Continuing acts of discrimination via Facebook
On 26th February 2010 Mr Novak, an American, fell down the stairs at work and has been off work ever since. A number of his colleagues posted derogatory comments about him and his injuries on Facebook. On 9th September 2010 Mr Novak brought claims of disability and race discrimination, based on the comments and his employer’s failure to take action to stop them.
At a Pre-Hearing Review, it was argued that some of the claims were out of time. A discrimination claim must be submitted to the tribunal within 3 months of the date of the act complained about. If, however, there are a series of incidents extending over a period (“a continuing act”), the time period for lodging a claim does not start until the end of the course of discriminatory conduct.

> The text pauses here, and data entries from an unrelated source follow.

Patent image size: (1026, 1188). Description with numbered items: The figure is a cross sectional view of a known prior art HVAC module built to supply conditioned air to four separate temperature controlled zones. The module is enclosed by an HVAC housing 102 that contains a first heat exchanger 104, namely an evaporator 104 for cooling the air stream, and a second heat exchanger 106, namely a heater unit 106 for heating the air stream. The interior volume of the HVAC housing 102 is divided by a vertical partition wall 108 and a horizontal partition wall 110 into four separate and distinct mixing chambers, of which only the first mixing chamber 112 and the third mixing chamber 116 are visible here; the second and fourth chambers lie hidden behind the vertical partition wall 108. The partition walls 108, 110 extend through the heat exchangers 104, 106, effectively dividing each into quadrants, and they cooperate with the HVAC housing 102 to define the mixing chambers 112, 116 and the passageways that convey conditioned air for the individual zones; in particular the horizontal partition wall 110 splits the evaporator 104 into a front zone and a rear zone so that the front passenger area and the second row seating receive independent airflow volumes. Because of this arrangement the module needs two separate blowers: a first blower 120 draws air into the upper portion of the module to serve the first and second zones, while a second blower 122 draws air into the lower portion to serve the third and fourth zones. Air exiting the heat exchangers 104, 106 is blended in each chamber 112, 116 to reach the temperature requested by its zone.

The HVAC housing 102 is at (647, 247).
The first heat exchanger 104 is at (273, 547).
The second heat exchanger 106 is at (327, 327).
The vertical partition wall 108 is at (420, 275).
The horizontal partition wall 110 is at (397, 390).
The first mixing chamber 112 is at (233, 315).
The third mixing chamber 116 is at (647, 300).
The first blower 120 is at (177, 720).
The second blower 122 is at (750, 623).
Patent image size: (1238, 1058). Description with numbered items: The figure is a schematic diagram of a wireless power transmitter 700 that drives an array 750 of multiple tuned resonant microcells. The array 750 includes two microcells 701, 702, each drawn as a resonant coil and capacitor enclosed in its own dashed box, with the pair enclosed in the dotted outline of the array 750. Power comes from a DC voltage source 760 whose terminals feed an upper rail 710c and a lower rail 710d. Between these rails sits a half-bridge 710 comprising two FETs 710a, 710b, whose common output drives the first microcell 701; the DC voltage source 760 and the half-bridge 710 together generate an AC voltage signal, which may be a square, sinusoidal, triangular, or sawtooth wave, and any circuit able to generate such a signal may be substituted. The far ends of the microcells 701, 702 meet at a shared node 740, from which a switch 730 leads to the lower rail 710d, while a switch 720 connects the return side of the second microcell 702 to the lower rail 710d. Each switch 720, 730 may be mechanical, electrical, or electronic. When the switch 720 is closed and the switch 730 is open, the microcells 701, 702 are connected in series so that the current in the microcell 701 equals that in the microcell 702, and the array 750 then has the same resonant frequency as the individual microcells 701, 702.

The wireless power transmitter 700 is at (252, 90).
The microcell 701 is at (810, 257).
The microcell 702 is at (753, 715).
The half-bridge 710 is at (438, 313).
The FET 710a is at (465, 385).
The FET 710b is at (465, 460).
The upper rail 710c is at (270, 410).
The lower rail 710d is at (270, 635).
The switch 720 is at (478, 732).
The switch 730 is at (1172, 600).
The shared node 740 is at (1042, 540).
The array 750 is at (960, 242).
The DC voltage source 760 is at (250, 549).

The Facebook posts were made over two periods: from 31st March until 21st May 2010 and then between 26th and 28th July 2010. Mr Novak’s complaints in relation to the first series of posts would be out of time unless all the comments were found to be linked.
The EAT decided that two sets of Facebook entries could be linked into one continuing act of discrimination. The posts were made by the same individuals and on the same subject. The fact that they were posted across two periods separated by 7 weeks did not automatically prevent there being a continuing act of discrimination. The case was sent back to the tribunal to decide the time bar point at a full hearing.